Across the boulevard, near bushes and trees, families sleep in similar shelters, huddled beside dirty pots and pans, bags of clothing and scrawny pet dogs. Similar sights can be found under most of the bridges in Metro Manila.
There must be hundreds of thousands of such dirt-poor Filipinos all over the country, with millions more living in jerrybuilt shelters that are easily blown away by typhoons. If someone gave them a shelter with four concrete walls and solid roofing, no matter how small, it would be like hitting the jackpot.
But precisely because there are so many of them, and the government has limited resources for socialized housing, rules are laid out for beneficiaries of shelter programs. Ignoring such rules by simply taking over government housing projects invites anarchy, and gives unfair advantage to those with the means to use force in acquiring taxpayer-funded housing.
This is what the group Kadamay, or Kalipunan ng Damayang Mahihirap, whose members claim to belong to the urban poor, has done in housing projects in Pandi and San Jose del Monte in Bulacan that were built for government personnel. Several police beneficiaries reportedly found the houses too small and refused to move in. The house grabbers have since proudly displayed red flags, reminding the government that there is more than just the issue of poverty behind the illegal occupation. And tough-talking President Duterte easily bowed in surrender to the anarchy.

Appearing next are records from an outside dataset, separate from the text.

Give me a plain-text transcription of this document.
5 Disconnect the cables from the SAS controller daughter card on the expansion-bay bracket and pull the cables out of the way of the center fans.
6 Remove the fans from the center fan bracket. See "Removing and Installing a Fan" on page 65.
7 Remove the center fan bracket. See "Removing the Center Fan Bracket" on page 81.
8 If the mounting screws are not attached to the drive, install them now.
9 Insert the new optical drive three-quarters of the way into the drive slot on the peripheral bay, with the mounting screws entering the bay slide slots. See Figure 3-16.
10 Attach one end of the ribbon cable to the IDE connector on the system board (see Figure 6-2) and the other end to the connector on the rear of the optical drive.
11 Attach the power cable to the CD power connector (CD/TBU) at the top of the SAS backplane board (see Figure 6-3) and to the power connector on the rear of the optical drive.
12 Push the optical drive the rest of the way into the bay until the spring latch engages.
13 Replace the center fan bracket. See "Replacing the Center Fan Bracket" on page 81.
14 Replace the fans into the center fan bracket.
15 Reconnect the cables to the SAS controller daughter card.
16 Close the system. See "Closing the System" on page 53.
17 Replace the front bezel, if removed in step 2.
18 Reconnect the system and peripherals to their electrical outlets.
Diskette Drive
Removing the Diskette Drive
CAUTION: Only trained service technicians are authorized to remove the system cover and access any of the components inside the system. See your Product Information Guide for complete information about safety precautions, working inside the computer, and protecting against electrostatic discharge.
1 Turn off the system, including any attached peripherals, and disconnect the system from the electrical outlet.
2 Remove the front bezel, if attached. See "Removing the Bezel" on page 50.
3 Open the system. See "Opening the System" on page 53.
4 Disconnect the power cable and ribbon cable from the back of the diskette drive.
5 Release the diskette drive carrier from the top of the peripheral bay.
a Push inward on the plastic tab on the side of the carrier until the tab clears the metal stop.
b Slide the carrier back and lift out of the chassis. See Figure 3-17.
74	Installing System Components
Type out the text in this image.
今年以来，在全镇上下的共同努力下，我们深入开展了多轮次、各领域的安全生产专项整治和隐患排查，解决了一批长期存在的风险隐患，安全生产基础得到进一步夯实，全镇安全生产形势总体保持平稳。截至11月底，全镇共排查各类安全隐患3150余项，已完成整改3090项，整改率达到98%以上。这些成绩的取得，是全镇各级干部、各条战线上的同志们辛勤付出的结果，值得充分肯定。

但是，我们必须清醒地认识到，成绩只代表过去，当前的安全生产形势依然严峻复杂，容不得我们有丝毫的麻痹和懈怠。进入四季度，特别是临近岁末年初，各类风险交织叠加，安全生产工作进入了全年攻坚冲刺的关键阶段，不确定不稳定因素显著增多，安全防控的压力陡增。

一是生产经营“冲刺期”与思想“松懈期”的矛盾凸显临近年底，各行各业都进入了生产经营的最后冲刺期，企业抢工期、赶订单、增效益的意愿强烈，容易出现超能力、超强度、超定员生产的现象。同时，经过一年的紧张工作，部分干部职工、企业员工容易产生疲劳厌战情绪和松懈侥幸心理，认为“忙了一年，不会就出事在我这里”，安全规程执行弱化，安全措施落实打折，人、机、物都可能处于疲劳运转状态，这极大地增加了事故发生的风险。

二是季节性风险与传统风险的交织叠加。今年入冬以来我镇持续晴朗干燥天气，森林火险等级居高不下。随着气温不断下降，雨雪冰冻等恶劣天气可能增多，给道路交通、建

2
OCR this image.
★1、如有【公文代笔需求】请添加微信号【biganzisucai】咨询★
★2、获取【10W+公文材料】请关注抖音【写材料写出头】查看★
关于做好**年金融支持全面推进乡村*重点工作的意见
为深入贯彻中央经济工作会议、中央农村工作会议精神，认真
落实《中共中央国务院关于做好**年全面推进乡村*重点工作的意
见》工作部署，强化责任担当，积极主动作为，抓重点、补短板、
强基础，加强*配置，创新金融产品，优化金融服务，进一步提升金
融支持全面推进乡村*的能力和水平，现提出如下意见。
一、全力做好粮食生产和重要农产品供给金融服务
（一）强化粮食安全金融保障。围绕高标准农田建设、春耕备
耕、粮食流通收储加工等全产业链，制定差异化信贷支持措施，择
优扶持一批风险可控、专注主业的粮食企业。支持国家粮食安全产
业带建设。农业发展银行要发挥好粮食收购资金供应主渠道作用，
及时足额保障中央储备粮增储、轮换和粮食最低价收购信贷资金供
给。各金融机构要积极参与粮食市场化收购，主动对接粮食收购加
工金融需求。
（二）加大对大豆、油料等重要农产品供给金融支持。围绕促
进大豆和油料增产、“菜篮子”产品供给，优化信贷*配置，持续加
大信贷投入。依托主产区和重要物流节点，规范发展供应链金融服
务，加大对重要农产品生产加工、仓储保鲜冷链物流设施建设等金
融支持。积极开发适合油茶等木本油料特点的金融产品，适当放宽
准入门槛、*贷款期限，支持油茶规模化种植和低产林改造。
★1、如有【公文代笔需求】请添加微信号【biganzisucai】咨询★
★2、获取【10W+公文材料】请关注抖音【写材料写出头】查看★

No one will argue with the need to provide the poor with decent shelter. Like the campaign against the drug menace, however, the end does not justify any means. It’s not true that Kadamay members’ only “sin” is to be poor; illegal occupation of public property is a felony.
President Duterte himself has often said, in connection with his brutal war on drugs, that being poor is no excuse to break the law. This should also apply to the illegal occupation of property. He cannot make exemptions for his left-leaning brethren.
There’s a long line of the impoverished who are waiting for tax-funded housing. Kadamay members, some of whom may not even meet the poverty level criterion for beneficiaries, must not be allowed to jump the line. There cannot be different types of justice in this country: one for the rich, another for the poor, and still another for the organized poor with the right ideological connections.